Figure 7. Microglial Activation by CSPG Is Mediated by CD44

(A) Anti-phospho-ERK1/2 labeling (green) indicating increased phosphorylation of ERK1/2 in microglia (IB-4; red) cultured on CSPG. In this culture, addition of CD44-neutralizing antibodies to the medium resulted in decreased ERK1/2 phosphorylation (scale bar, 20 μm). Arrows indicate microglia labeled with pERK1/2. (B) Quantitative analysis of pERK1/2-positive, IB-4-positive cells. Data are from one of at least three independent experiments in replicate cultures (P, PDL; C, CSPG; ANOVA, F[3,17] = 158.7, p = 0.0001; followed by Fisher test, *p = 0.05).

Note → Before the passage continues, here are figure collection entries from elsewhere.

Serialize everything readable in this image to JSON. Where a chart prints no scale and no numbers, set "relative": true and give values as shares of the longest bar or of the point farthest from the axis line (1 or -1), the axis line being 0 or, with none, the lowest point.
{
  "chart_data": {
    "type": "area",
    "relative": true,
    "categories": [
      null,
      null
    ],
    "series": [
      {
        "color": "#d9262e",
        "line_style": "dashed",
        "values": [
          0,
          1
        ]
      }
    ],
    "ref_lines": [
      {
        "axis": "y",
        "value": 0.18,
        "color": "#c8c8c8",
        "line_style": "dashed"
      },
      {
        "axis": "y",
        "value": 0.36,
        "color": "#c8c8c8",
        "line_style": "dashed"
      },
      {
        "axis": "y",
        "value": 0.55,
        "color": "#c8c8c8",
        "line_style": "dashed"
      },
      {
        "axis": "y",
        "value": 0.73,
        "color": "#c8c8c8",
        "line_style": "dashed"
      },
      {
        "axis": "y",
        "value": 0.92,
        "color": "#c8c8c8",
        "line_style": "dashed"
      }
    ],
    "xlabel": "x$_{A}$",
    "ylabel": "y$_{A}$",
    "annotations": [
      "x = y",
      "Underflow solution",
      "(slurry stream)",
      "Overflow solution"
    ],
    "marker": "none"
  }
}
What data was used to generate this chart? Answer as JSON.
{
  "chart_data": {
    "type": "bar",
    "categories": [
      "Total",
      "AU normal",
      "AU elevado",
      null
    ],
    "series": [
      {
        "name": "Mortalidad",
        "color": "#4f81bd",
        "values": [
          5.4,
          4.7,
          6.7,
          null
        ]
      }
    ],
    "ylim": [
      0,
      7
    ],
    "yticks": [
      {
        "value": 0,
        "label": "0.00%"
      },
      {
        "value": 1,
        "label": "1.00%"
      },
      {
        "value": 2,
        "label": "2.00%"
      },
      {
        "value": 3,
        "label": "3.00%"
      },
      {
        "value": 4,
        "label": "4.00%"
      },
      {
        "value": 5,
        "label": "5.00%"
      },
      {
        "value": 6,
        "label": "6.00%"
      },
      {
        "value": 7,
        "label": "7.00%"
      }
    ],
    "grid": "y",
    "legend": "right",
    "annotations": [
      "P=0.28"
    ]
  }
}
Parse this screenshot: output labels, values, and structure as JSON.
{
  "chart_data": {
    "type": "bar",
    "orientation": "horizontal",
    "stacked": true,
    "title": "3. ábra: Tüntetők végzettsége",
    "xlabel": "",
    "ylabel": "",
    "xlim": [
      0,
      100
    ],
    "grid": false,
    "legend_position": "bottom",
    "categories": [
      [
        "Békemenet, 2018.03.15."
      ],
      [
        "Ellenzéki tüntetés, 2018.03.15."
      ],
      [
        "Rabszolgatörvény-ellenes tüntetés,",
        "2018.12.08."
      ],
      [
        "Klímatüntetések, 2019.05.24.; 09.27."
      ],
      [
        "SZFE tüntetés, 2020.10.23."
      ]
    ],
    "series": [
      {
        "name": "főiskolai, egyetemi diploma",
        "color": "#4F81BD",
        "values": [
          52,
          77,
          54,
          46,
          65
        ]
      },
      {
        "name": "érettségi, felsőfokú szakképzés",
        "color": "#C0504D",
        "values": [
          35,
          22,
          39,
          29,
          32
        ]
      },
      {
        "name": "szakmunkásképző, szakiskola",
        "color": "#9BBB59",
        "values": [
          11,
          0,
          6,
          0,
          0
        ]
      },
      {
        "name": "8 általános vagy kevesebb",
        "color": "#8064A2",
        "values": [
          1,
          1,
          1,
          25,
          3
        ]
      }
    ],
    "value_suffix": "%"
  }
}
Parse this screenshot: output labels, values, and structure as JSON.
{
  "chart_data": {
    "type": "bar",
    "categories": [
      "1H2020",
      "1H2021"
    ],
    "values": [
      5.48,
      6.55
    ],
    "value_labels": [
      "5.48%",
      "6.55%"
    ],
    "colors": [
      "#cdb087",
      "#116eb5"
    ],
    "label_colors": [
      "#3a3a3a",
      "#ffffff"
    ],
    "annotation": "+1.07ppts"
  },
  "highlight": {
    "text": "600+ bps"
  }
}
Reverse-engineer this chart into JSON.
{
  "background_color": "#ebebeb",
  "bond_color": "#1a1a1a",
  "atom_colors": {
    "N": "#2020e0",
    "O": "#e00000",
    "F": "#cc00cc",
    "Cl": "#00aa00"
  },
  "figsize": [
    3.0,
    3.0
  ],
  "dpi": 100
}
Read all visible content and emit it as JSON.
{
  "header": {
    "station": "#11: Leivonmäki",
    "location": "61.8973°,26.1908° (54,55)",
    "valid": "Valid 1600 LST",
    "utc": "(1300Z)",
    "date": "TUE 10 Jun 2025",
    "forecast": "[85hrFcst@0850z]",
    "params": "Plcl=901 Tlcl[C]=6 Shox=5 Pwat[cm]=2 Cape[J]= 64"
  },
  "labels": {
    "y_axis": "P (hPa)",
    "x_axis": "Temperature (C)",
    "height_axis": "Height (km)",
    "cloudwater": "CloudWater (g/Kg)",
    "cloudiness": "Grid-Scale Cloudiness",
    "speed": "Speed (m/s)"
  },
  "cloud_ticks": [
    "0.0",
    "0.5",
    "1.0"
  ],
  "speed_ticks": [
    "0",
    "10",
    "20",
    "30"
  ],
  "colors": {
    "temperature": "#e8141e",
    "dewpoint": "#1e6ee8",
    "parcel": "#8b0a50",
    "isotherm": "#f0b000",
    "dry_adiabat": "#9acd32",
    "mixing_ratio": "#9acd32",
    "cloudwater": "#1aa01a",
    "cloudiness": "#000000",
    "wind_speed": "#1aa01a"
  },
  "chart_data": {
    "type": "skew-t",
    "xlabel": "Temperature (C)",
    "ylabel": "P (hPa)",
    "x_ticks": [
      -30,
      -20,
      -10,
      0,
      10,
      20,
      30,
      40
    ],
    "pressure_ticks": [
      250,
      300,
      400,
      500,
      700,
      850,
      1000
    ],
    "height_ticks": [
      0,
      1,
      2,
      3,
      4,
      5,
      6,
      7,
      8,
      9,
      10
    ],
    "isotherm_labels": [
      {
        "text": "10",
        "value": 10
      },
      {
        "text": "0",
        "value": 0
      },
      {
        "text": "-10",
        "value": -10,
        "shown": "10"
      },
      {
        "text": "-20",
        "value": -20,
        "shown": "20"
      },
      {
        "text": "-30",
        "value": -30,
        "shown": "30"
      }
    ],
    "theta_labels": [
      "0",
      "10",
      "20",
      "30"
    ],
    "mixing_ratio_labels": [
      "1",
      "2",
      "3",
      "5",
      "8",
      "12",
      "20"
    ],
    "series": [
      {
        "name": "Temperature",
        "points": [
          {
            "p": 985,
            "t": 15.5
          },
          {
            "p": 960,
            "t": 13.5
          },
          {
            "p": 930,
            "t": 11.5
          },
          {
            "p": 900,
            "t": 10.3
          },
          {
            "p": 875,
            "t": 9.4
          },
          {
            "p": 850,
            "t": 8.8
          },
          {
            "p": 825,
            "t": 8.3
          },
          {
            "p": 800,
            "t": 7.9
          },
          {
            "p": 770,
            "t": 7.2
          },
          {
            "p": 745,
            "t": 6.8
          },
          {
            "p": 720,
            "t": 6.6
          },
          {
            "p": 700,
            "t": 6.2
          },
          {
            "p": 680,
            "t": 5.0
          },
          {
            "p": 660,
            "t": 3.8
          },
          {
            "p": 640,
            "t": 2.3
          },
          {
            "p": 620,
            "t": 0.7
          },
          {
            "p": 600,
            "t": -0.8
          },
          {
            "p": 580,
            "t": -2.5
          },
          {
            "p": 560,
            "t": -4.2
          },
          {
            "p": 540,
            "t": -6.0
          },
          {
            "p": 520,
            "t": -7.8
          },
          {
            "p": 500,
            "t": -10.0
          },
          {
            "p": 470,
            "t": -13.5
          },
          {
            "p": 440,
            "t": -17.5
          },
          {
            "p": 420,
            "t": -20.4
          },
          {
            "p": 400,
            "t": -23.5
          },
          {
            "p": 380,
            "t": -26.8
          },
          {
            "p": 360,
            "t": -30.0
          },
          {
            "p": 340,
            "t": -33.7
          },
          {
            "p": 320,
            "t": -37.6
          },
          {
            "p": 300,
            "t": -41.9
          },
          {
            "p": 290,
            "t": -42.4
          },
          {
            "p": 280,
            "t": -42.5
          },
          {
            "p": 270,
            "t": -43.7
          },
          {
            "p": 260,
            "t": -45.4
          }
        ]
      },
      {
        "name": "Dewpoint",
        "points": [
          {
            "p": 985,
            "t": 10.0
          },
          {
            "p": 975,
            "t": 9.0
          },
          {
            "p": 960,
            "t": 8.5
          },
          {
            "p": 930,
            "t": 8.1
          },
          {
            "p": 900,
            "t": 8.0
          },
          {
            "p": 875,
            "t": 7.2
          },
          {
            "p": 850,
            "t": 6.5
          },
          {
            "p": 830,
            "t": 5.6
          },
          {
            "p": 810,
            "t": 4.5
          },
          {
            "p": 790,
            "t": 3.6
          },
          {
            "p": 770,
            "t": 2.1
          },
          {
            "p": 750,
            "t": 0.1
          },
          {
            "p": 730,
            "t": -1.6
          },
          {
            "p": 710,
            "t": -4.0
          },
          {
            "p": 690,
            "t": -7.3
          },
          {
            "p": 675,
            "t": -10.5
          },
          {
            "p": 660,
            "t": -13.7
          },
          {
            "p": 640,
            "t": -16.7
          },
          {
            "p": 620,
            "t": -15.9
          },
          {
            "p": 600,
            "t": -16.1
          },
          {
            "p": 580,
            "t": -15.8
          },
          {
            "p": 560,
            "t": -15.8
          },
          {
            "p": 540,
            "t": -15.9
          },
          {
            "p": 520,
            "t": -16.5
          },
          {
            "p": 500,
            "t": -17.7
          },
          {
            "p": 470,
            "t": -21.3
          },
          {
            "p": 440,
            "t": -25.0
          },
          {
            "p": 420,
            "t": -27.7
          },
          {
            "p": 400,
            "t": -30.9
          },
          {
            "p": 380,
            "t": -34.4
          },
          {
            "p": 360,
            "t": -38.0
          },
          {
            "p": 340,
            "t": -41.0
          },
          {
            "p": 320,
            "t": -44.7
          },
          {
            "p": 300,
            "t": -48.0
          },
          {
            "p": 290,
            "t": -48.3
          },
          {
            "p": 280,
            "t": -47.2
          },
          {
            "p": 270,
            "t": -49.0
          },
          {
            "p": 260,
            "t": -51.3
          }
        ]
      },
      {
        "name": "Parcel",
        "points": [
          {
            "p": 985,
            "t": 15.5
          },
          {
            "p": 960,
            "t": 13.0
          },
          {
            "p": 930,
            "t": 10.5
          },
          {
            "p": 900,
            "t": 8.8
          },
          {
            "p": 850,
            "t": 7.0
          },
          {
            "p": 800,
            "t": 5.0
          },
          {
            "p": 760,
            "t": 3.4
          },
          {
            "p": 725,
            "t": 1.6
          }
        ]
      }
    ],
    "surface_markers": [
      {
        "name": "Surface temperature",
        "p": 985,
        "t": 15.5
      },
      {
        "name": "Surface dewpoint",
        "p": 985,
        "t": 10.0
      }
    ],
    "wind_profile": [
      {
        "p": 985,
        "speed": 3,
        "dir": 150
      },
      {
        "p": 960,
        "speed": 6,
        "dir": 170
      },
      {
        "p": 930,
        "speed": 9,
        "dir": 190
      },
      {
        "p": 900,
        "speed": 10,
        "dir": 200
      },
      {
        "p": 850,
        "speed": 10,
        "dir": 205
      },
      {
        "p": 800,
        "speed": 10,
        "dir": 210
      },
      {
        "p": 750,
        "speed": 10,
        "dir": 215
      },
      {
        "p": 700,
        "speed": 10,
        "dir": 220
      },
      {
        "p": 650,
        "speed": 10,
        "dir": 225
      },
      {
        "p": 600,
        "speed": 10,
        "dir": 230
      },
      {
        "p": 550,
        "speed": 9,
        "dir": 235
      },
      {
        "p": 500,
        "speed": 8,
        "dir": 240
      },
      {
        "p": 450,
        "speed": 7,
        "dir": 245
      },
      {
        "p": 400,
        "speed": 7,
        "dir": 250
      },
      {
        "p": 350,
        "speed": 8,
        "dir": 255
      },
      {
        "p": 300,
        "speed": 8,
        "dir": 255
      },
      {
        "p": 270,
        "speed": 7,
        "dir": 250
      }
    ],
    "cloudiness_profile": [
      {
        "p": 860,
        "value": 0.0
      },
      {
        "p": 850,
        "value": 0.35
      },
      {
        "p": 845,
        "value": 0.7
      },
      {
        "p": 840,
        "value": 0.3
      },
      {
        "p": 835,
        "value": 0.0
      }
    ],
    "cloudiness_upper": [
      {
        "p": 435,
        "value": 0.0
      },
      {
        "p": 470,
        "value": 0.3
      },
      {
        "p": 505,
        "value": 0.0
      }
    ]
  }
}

Figure 8. Systemic Administration of CSPG-DS Promotes Recovery after Spinal Cord Injury

(A) Mean locomotor score (BMS) for each group during the 60-d recovery period (repeated measures ANOVA, F[1,31] = 15.47 [between groups], p = 0.0004). After injuries of similar severity, recovery was significantly improved as a result of CSPG-DS treatment. (B–D) BMS scores of individual mice on day 60 after spinal cord injury (Student t-test, t = −5.52, df = 31, p = 0.0001) (B). Spinal cord sections from injured mice treated with CSPG-DS (5 μg) or PBS were immunolabeled with CS-56 (CSPG, red; scale bar 100 μm) (C), GFAP (astrocytes, green), and IB-4 (microglia/macrophages, red; scale bar, 100 μm) of the lesion site in coronal sections (D). (E) Quantitative analysis of the IB-4-labeled area, indicative of the lesion site (Student t-test, t = −5.53, df = 10, p = 0.0003). (F) Quantitative analysis of BDA labeling. Sections that contained more than two labeled fibers caudal to the lesion site were counted and presented in percentage (Student t-test, t = −4.81, df = 6, p = 0.003). (G) IGF-1 immunoreactivity (red) in microglia treated with CSPG-DS in the presence or absence of LPS (scale bar, 20 μm). (H) Quantitative analysis of IGF-1 immunoreactivity in the CSPG-DS-treated microglia, with (gray) and without LPS (black) (ANOVA, F[5,19] = 10.63, p = 0.0001; followed by the Fisher test; the changes were significant at 95% between the CSPG-DS-treated microglia and the PBS-treated controls). (I) BDNF immnoreactivity (green) and Hoechst labeling (blue) in microglia treated with CSPG-DS (scale bar, 10 μm). (J) Quantitative analysis of BDNF immunoreactivity in the CSPG-DS-treated microglia (ANOVA, F[2,9] = 23.16, p = 0.0003; followed by the Fisher test). (K) BDNF labeling (yellow) of microglia in the lesion site (scale bar, 20 μm). The image depicts the marginal area of the lesion. (L) IGF-1 staining (red) of microglia in the lesion (scale 20 μm). The image depicts the epicenter of the lesion. The dashed line demarcates the lesion site. All data in (G)–(J) are from one of at least three independent experiments with replicate cultures. *p < 0.05; **p < 0.01; ***p < 0.001.